Filling up a filesystem due to not managing log files
If your archive log filesystem is separate and fills up, it doesn’t hurt anything. If the filesystem your active log path is on fills up, your database will be inaccessible until you clear up the filesystem full. The moment the filesystem is no longer full, the database will function, so there is no need to restore. I recommend monitoring for any filesystems involved in transaction logging.
Deleting too many log files and impacting recovery
If you’re on anything before DB2 9.5, make absolutely sure that you use the “include logs” keyword on the backup command. If you don’t, you may end up with a backup that is completely useless, because you MUST have at least one log file to restore from an online backup. When you delete log files, keep in mind your backup/recovery strategy. There’s very little worse than really needing to restore but being unable to do so because you’re missing a file. I recommend backing up your transaction logs to tape or through other OS level methods as frequently as you can.
Deleting recent files and impacting HADR
Sometimes HADR needs to access archive log files – especially if HADR is behind and needs to catch up.
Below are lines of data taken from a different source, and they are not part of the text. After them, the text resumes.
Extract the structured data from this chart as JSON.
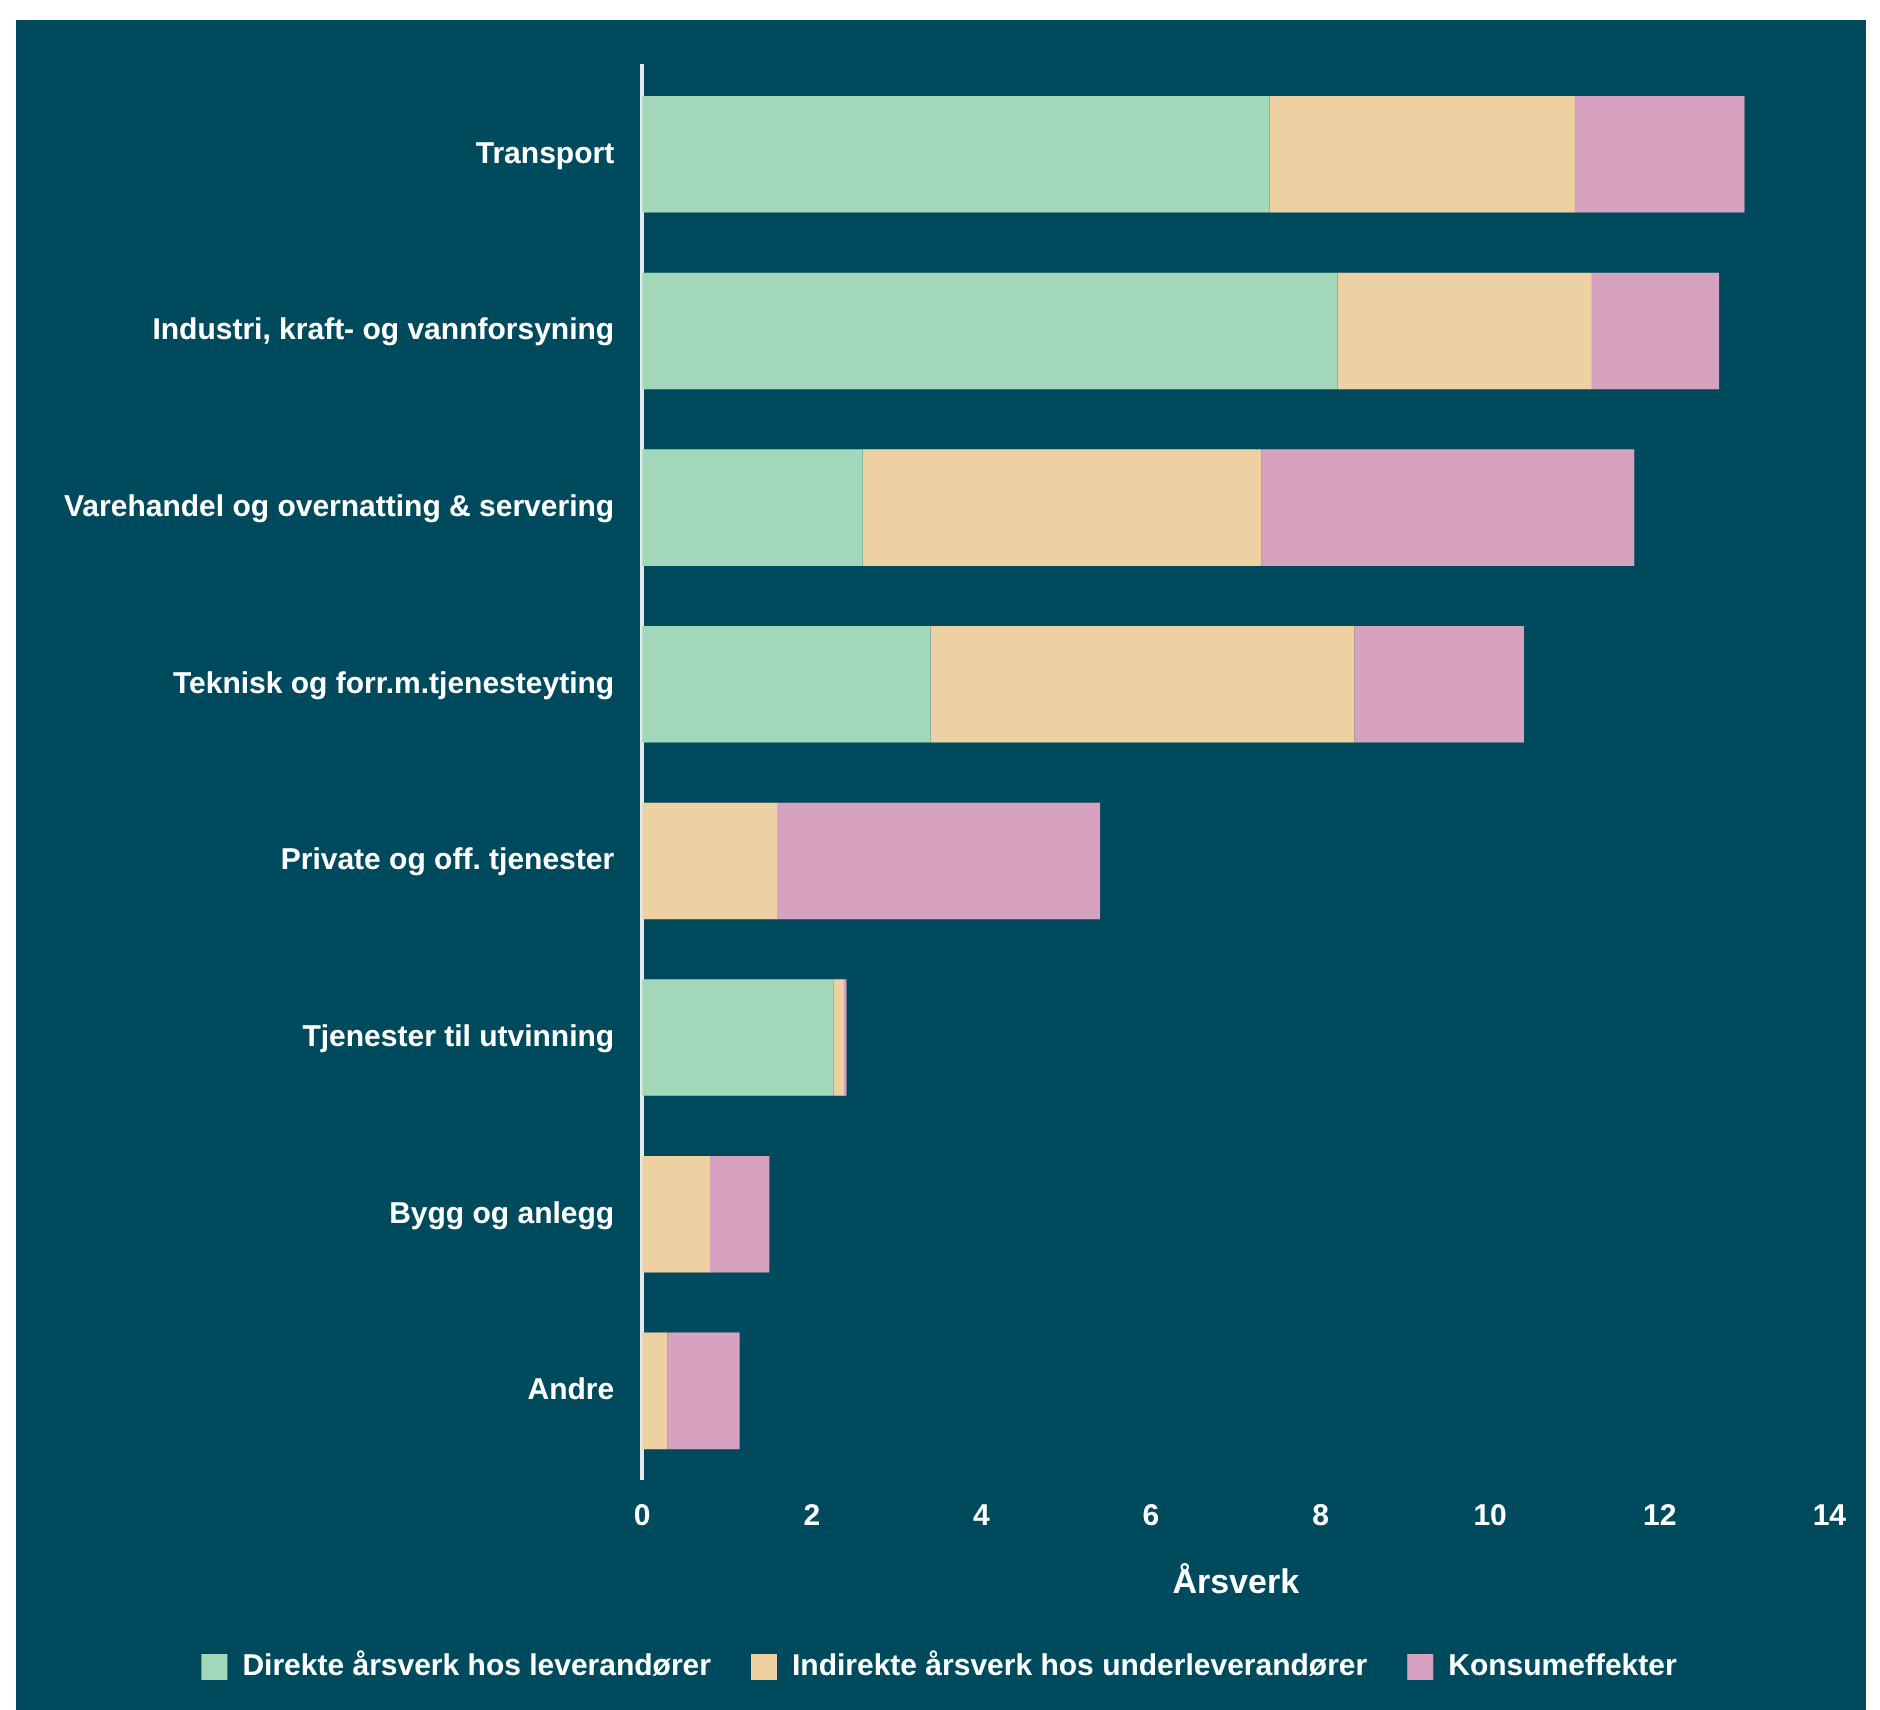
{
  "chart_data": {
    "type": "bar",
    "orientation": "horizontal",
    "stacked": true,
    "xlabel": "Årsverk",
    "categories": [
      "Transport",
      "Industri, kraft- og vannforsyning",
      "Varehandel og overnatting & servering",
      "Teknisk og forr.m.tjenesteyting",
      "Private og off. tjenester",
      "Tjenester til utvinning",
      "Bygg og anlegg",
      "Andre"
    ],
    "series": [
      {
        "name": "Direkte årsverk hos leverandører",
        "color": "#a2d7b9",
        "values": [
          7.4,
          8.2,
          2.6,
          3.4,
          0,
          2.26,
          0,
          0
        ]
      },
      {
        "name": "Indirekte årsverk hos underleverandører",
        "color": "#edd1a3",
        "values": [
          3.6,
          3.0,
          4.7,
          5.0,
          1.6,
          0.12,
          0.8,
          0.3
        ]
      },
      {
        "name": "Konsumeffekter",
        "color": "#d7a1c0",
        "values": [
          2.0,
          1.5,
          4.4,
          2.0,
          3.8,
          0.03,
          0.7,
          0.85
        ]
      }
    ],
    "xlim": [
      0,
      14
    ],
    "xticks": [
      0,
      2,
      4,
      6,
      8,
      10,
      12,
      14
    ],
    "grid": false,
    "legend": "bottom"
  }
}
If you run into this situation, you have to re-set-up HADR using a database restore. If you’re using HADR, it is important to monitor HADR so you can catch failures as soon as possible and reduce the need for archive logs.
Log files too small
Tuning the size of your log files may be a topic for another post, but I’ll cover the highlights. Large deletes are the most likely to chew through everything you’ve got. The best solution is to break up large units of work into smaller pieces, especially deletes. Where that’s not possible (ahem, stagingcopy), you’ll need to increase any of LOGFILSZ, LOGPRIMARY, or LOGSECOND. Only LOGSECOND can be changed without recycling the database.
Log file saturation
This one confuses the heck out of new DBAs. You get what looks like a log file full, yet the disk is not full and a snapshot says there’s plenty of log space available. The problem here is that with archive logging, log files and each spot in those log files must be used sequentially – even if there are things that have already been committed. Normally the database is rolling through the logs, with the same number of files active at once, but constantly changing which files.
Sometimes an old connection is sitting out there hanging on to a page in the log file with an uncommitted unit of work. Then the connection becomes idle and stays that way, sometimes for days. Then DB2 gets to the point where it has to open another log file, and it can’t because that would be more than it is allowed to allocate. So it throws an error that looks pretty similar to log file full. In that case, you must force off the old idle connection. Details are written to the diag log, and you can also use a database snapshot to get the id of the connection holding the oldest log file.
This never happens to Commerce’s own connections, in my experience. It is usually a developer’s connection from what I’ve seen in Commerce databases. Commerce when functioning normally rarely has a connection with more than 5 minutes of idle time. So I like to have a db2 governor running that forces off connections that are IDLE for more than 4 hours.